Remboursement envisageable
En général, la partie du prix payée au moment de la réalisation de l’opération correspond au prix minimum en ce sens que le vendeur n’aura pas à rembourser tout ou partie de ce montant dans l’éventualité (en principe atypique) où le prix final calculé sur la base des actifs de clients plusieurs mois après la réalisation de l’opération est inférieur au montant payé à la réalisation.
Toutefois, si le vendeur a souhaité recevoir une partie importante du prix à la réalisation de l’opération, l’acheteur aura probablement refusé que le montant payé soit un prix minimum. Dans ce cas, le vendeur pourrait devoir rembourser une partie du montant reçu à la réalisation si le prix final devait être inférieur à ce montant (selon un mécanisme dit de clawback).
Le prix final est donc en général déterminé plusieurs mois après la réalisation de l’opération.

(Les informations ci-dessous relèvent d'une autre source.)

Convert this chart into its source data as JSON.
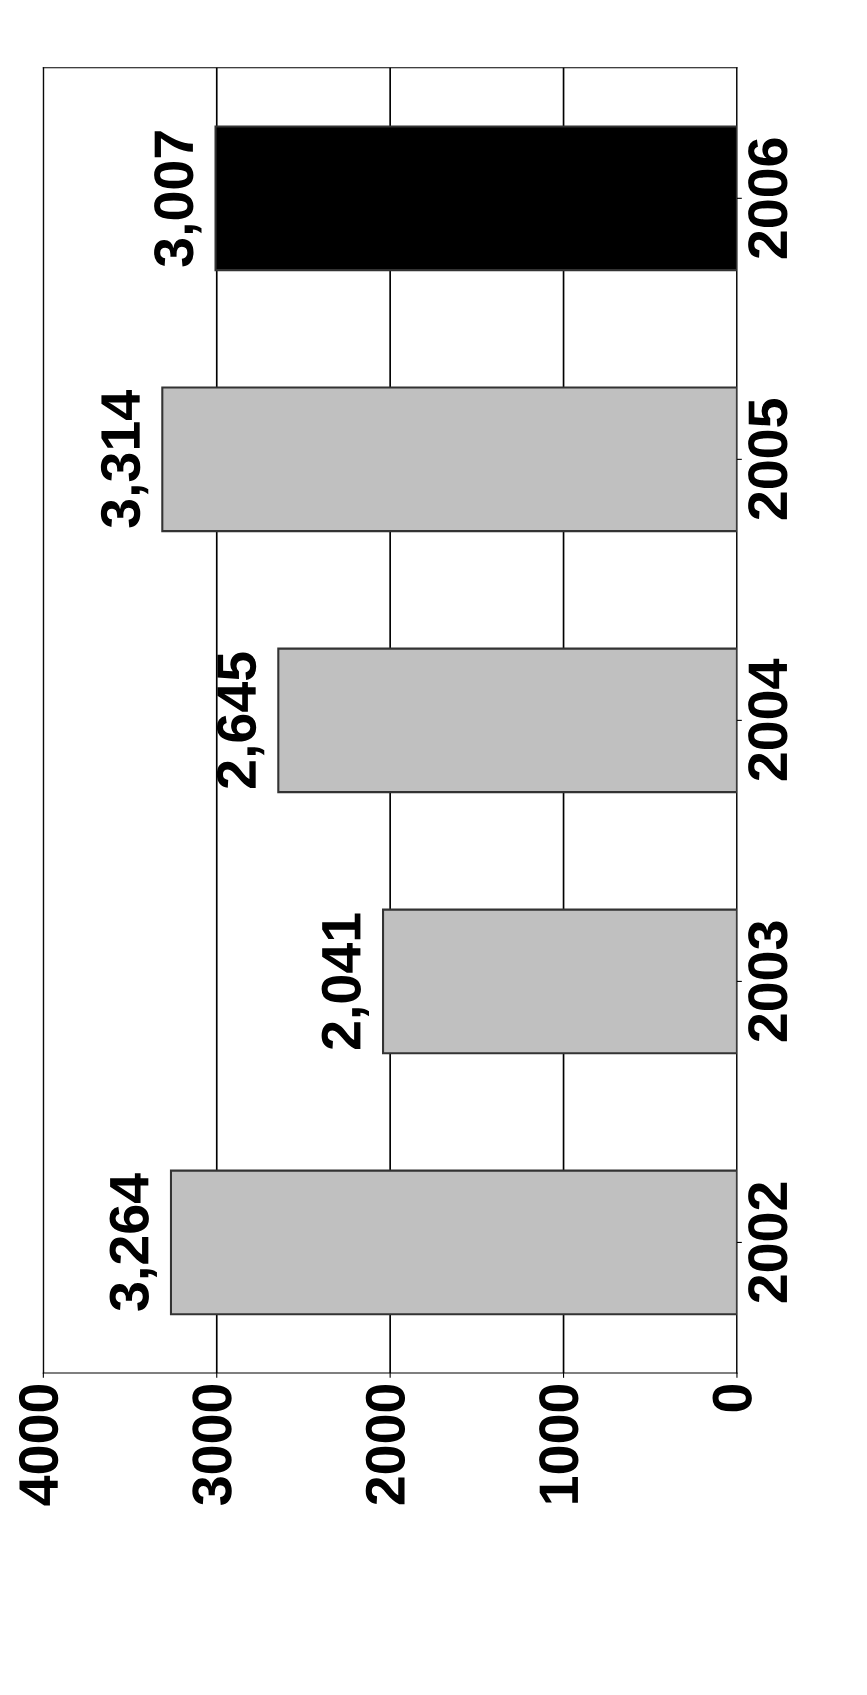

Cette pratique pose un problème conceptuel dans la mesure où les clients transférés sont sous le contrôle de l’acheteur et que celui-ci peut donc influencer pendant plusieurs mois, volontairement ou non, la base de calcul du prix final. Il en résulte des discussions délicates entre le vendeur et l’acheteur dans le cadre des négociations du contrat de vente au sujet des motifs possibles qui pourraient mener des clients à partir, ce d’autant plus que ces motifs sont en pratique souvent difficiles à déterminer, voire impossibles à prouver.
Valeur de l’entreprise
Le prix calculé sur la base des actifs de clients sera en général complété par une composante de prix fondée sur la valeur nette de l’entreprise. En cas de share deal, le vendeur sera ainsi rémunéré pour les fonds propres de la banque vendue. En cas d’asset deal, la valeur nette présentera en principe un solde négatif dans la mesure où les dépôts excéderont en principe les crédits. Le vendeur s’engagera à combler ce solde négatif jusqu’à un montant d’un franc, ce qui permettra d’assurer le transfert à l’acheteur des liquidités des clients comptabilisées comme engagements du vendeur.
Enfin, le prix n’est pas nécessairement l’élément central d’une opération d’achat/vente, par exemple lorsque l’objectif du vendeur est de cesser ses activités. Il doit être évalué, pour le vendeur comme pour l’acheteur, à la lumière de toutes les composantes de l’opération, notamment à celle des garanties et des éventuels engagements d’indemnisation donnés par le vendeur pour couvrir l’acheteur des risques liés à l’activité reprise.